There is evidence, especially at the clinical level, that stress induces depressive symptoms and is an important cause of the development of several depressive disorders, including major depression (Gold et al. 1988; Post 1992; Tafet and Bernardini 2003). Sleep disturbances such as insomnia (Jindal and Thase 2004), and reduced nocturnal peak of pineal melatonin secretion, are almost always present in depressed patients (Pacchierotti et al. 2001). It is possible that in major depression, decreased melatonin levels are a consequence of the low plasma NE concentration observed (Koenigsberg et al. 2005).
In conclusion, chronic stress specifically decreased sympathetic marker expression in the PG and increased circulating melatonin levels in rats.

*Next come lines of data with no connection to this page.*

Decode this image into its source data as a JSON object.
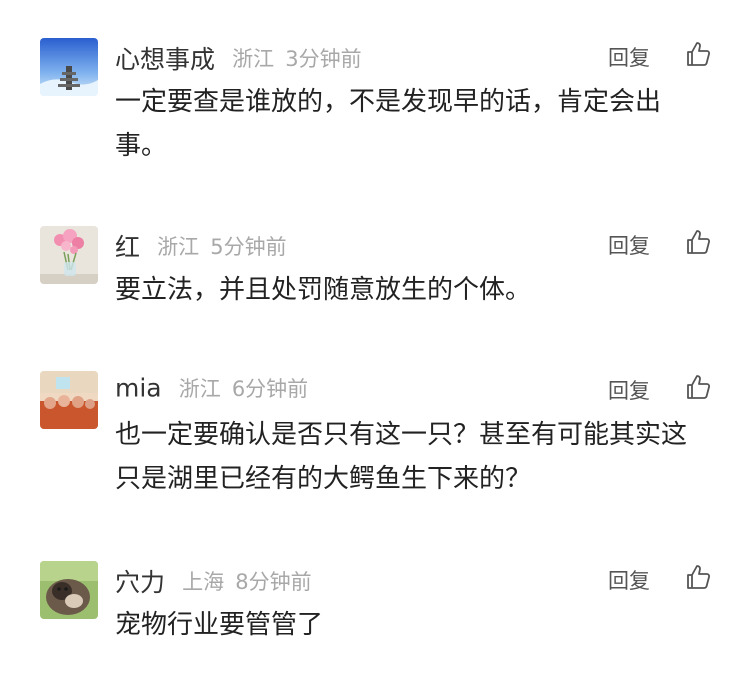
{
  "comments": [
    {
      "username": "心想事成",
      "location": "浙江",
      "time": "3分钟前",
      "reply_label": "回复",
      "text": "一定要查是谁放的，不是发现早的话，肯定会出事。",
      "avatar": "sky-stairs-avatar"
    },
    {
      "username": "红",
      "location": "浙江",
      "time": "5分钟前",
      "reply_label": "回复",
      "text": "要立法，并且处罚随意放生的个体。",
      "avatar": "pink-flowers-vase-avatar"
    },
    {
      "username": "mia",
      "location": "浙江",
      "time": "6分钟前",
      "reply_label": "回复",
      "text": "也一定要确认是否只有这一只？甚至有可能其实这只是湖里已经有的大鳄鱼生下来的？",
      "avatar": "orange-room-avatar"
    },
    {
      "username": "穴力",
      "location": "上海",
      "time": "8分钟前",
      "reply_label": "回复",
      "text": "宠物行业要管管了",
      "avatar": "cat-photo-avatar"
    }
  ],
  "colors": {
    "text": "#222222",
    "username": "#333333",
    "meta": "#a8a8a8",
    "reply": "#555555"
  }
}
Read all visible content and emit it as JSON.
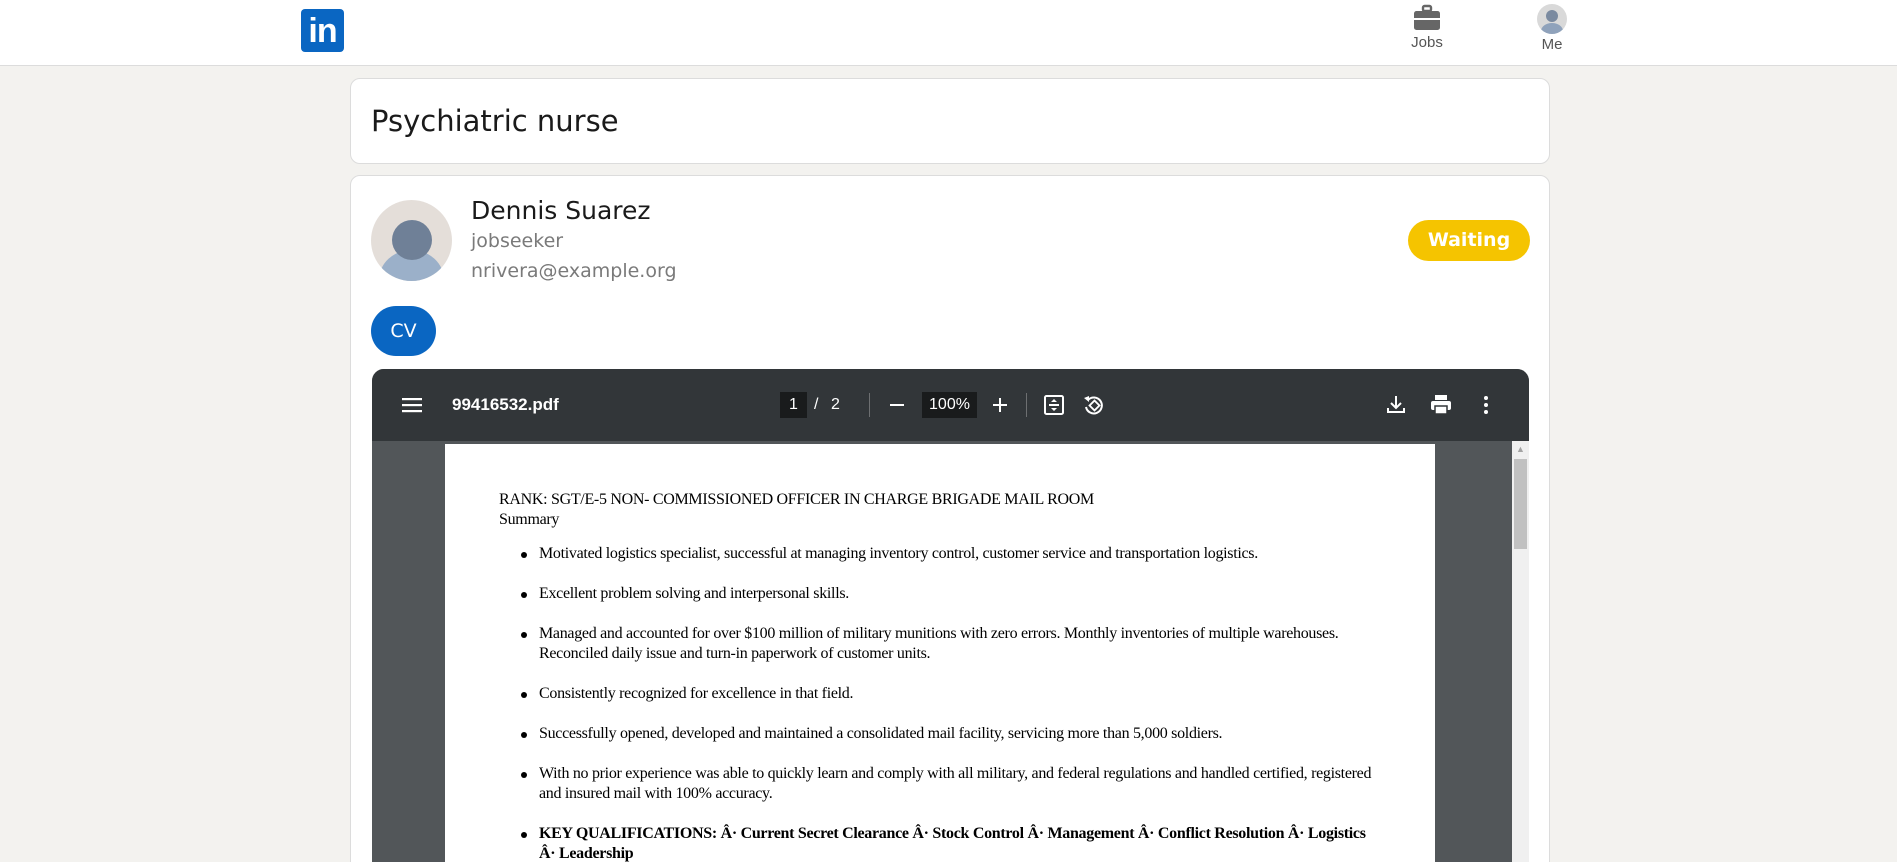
{
  "nav": {
    "logo_text": "in",
    "jobs_label": "Jobs",
    "me_label": "Me"
  },
  "job": {
    "title": "Psychiatric nurse"
  },
  "candidate": {
    "name": "Dennis Suarez",
    "role": "jobseeker",
    "email": "nrivera@example.org",
    "status": "Waiting",
    "cv_label": "CV"
  },
  "pdf": {
    "filename": "99416532.pdf",
    "current_page": "1",
    "page_separator": "/",
    "total_pages": "2",
    "zoom": "100%",
    "document": {
      "rank_line": "RANK: SGT/E-5 NON- COMMISSIONED OFFICER IN CHARGE BRIGADE MAIL ROOM",
      "summary_heading": "Summary",
      "bullets": [
        "Motivated logistics specialist, successful at managing inventory control, customer service and transportation logistics.",
        "Excellent problem solving and interpersonal skills.",
        "Managed and accounted for over $100 million of military munitions with zero errors. Monthly inventories of multiple warehouses. Reconciled daily issue and turn-in paperwork of customer units.",
        "Consistently recognized for excellence in that field.",
        "Successfully opened, developed and maintained a consolidated mail facility, servicing more than 5,000 soldiers.",
        "With no prior experience was able to quickly learn and comply with all military, and federal regulations and handled certified, registered and insured mail with 100% accuracy.",
        "KEY QUALIFICATIONS: Â· Current Secret Clearance Â· Stock Control Â· Management Â· Conflict Resolution Â· Logistics Â· Leadership"
      ]
    }
  },
  "colors": {
    "brand": "#0a66c2",
    "status_waiting": "#f5c400",
    "pdf_toolbar": "#323639",
    "pdf_background": "#525659"
  }
}
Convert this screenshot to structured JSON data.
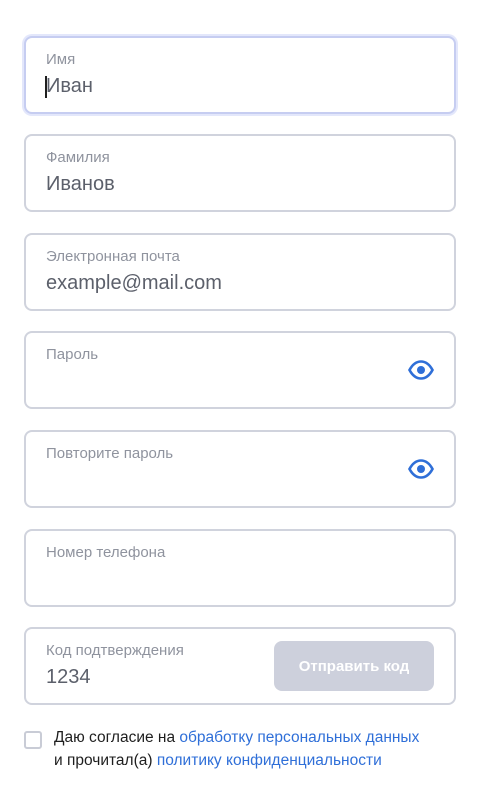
{
  "fields": {
    "first_name": {
      "label": "Имя",
      "value": "Иван"
    },
    "last_name": {
      "label": "Фамилия",
      "value": "Иванов"
    },
    "email": {
      "label": "Электронная почта",
      "value": "example@mail.com"
    },
    "password": {
      "label": "Пароль",
      "value": "",
      "icon": "eye-icon"
    },
    "password_repeat": {
      "label": "Повторите пароль",
      "value": "",
      "icon": "eye-icon"
    },
    "phone": {
      "label": "Номер телефона",
      "value": ""
    },
    "code": {
      "label": "Код подтверждения",
      "value": "1234",
      "send_button": "Отправить код"
    }
  },
  "consent": {
    "text_1": "Даю согласие на",
    "link_1": "обработку персональных данных",
    "text_2": "и прочитал(а)",
    "link_2": "политику конфиденциальности",
    "checked": false
  },
  "colors": {
    "accent": "#2f6fd8",
    "border": "#d0d3dd",
    "focus_border": "#c6cdf1",
    "button_disabled": "#cdd0dc"
  }
}
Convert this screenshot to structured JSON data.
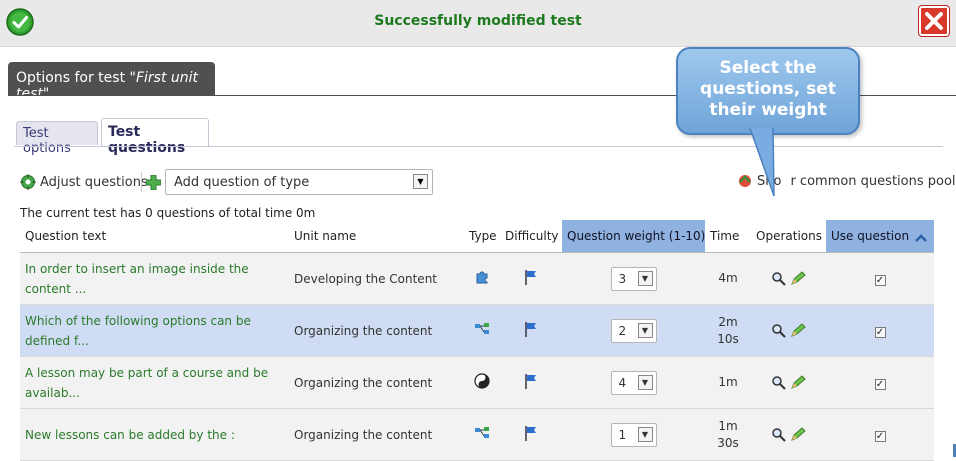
{
  "message": {
    "text": "Successfully modified test",
    "icon": "check-circle-icon",
    "close_icon": "close-icon"
  },
  "options_bar": {
    "label": "Options for test ",
    "test_name": "\"First unit test\""
  },
  "tabs": [
    {
      "label": "Test options",
      "active": false
    },
    {
      "label": "Test questions",
      "active": true
    }
  ],
  "toolbar": {
    "adjust_label": "Adjust questions",
    "add_select_value": "Add question of type",
    "pool_prefix": "Sho",
    "pool_suffix": "r common questions pool"
  },
  "callout": {
    "text": "Select the questions, set their weight"
  },
  "info": "The current test has 0 questions of total time 0m",
  "table": {
    "headers": [
      "Question text",
      "Unit name",
      "Type",
      "Difficulty",
      "Question weight (1-10)",
      "Time",
      "Operations",
      "Use question"
    ],
    "rows": [
      {
        "text": "In order to insert an image inside the content ...",
        "unit": "Developing the Content",
        "type_icon": "puzzle-icon",
        "weight": "3",
        "time1": "4m",
        "time2": "",
        "used": true
      },
      {
        "text": "Which of the following options can be defined f...",
        "unit": "Organizing the content",
        "type_icon": "match-icon",
        "weight": "2",
        "time1": "2m",
        "time2": "10s",
        "used": true
      },
      {
        "text": "A lesson may be part of a course and be availab...",
        "unit": "Organizing the content",
        "type_icon": "yinyang-icon",
        "weight": "4",
        "time1": "1m",
        "time2": "",
        "used": true
      },
      {
        "text": "New lessons can be added by the :",
        "unit": "Organizing the content",
        "type_icon": "match-icon",
        "weight": "1",
        "time1": "1m",
        "time2": "30s",
        "used": true
      }
    ]
  },
  "colors": {
    "success": "#1e7a1e",
    "link": "#2b7a2b",
    "header_highlight": "#8fb2e0",
    "row_selected": "#cfdcf3",
    "callout": "#7fb1e2"
  }
}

Both alterations may affect the capacity to process the emotional interpretation of external stimuli by the hippocampus and amygdala. Furthermore, this study proposes that the PG may be a target of glucocorticoid damage during stress, and that the stress-related alterations in rhythmic melatonin secretion may play a key role in the development of stress-related disorders. If this is true, medical treatment to achieve normal rhythmic melatonin secretion could become an effective approach to prevent the development and/or progression of some of the depressive symptoms in chronically stressed subjects.